Snap judgements seem to fail when there is unconcious bias involved, the goal is to eliminate that possibility (for example, by having symphony auditioners perform behind a screen). But I think you’re right that it isn’t clear exactly when one ought to use deliberative judgement versus snap judgement. To be fair, I think the point of this book is simply to convince you that snap judgements can be just as good or better than deliberation. I suppose the next step is figuring out when and where they ought to be used to the exclusion of deliberation.
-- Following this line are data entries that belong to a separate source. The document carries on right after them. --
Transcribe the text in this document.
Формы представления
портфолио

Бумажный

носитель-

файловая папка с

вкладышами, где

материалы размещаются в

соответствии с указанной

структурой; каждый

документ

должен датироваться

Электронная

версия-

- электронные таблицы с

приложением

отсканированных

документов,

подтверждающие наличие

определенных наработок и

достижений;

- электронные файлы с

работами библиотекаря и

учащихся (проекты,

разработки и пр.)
I’m reading ‘Blink’ now. Malcolm Gladwell has been one of my favorite authors for years. I would read some article in The New Yorker, and just enjoy it so much. Eventually I figured out that they were all written by the same guy.

I went to his presentation at Town Hall Seattle last month, and he gave an excellent talk from the book. He focused on the Diallo shooting – somber stuff, but really powerful. I got both books there, and had them autographed.

This week the same lecture series (here) is presenting Roger Penrose, author of ‘Laws of the Universe’. I read his book ‘The Emperor’s new Mind’ some years ago, and I’m looking forward to this talk.

I’m waiting for paperback (and enough spare time to read for leisure!), but I loved The Tipping Point.

I haven’t read Blink yet – it’s on my library holds list – but Slate featured an interesting discussion between Gladwell and James Surowiecki, author of The Wisdom of Crowds. They talk about the implications of both books. Definitely worth reading.